Is there any way to reduce this impact? I’ve considered monkey-patching the mangling function, with some strategy like keeping the prefix and namespace and replacing the remainder with a hash of the whole string. Does that seem reasonable, or do obvious dragons live down that path?
Minimal sample program is below.
from numba import njit, float64, int16, int64, uint32
from numba.core import types
from numba.core.itanium_mangler import mangle_type_or_value
from numba.experimental import structref
from numba.core.environment import Environment
@structref.register
class MyStructTypeClass(types.StructRef):
pass
MyStructType = MyStructTypeClass([('my_field', int64)])
@structref.register
class S1TypeClass(types.StructRef):
pass
S1Type = S1TypeClass([('x1', int16), ('x2', MyStructType), ('x3', float64)])
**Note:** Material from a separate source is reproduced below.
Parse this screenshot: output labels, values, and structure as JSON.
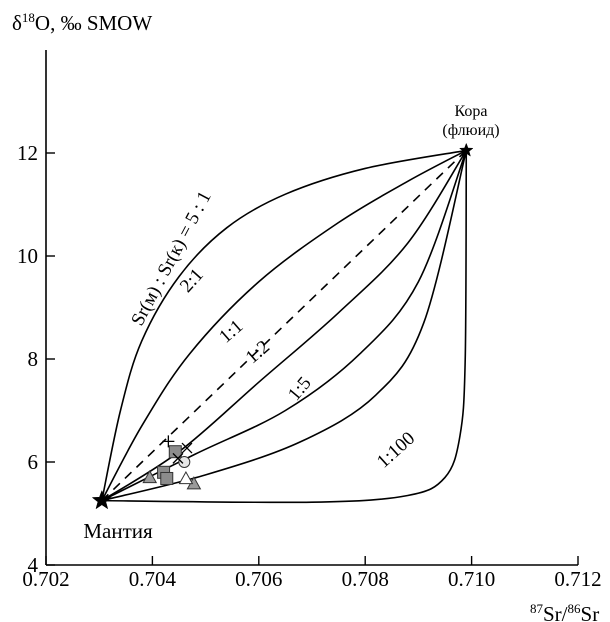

# notice below uint32 mangled as `j` https://github.com/numba/numba/blob/main/numba/core/itanium_mangler.py#L54
@njit(float64(uint32, S1Type))
def calculation(new_term, my_s1):
return my_s1.x1 + my_s1.x2.my_field + my_s1.x3 * new_term
sig_substr = "".join([mangle_type_or_value(arg) for arg in calculation.nopython_signatures[0].args])
assert sig_substr == "jN5numba67S1TypeClass_28_28_27x1_27_2c_20int16_29_2c_20_28_27x2_27_2c_20numba96MyStructTypeClass_28_28_27my_field_27_2c_20int64_29_2c_29_29_2c_20_28_27x3_27_2c_20float64_29_29E" # noqa: E501
if __name__ == '__main__':
calculation_llvm = next(iter(calculation.inspect_llvm().values()))
ct = calculation_llvm.count(sig_substr)
assert ct >= 10, ct # ten or more copies of the mangled signature in the llvm code
print([x for x in Environment._memo.keys()])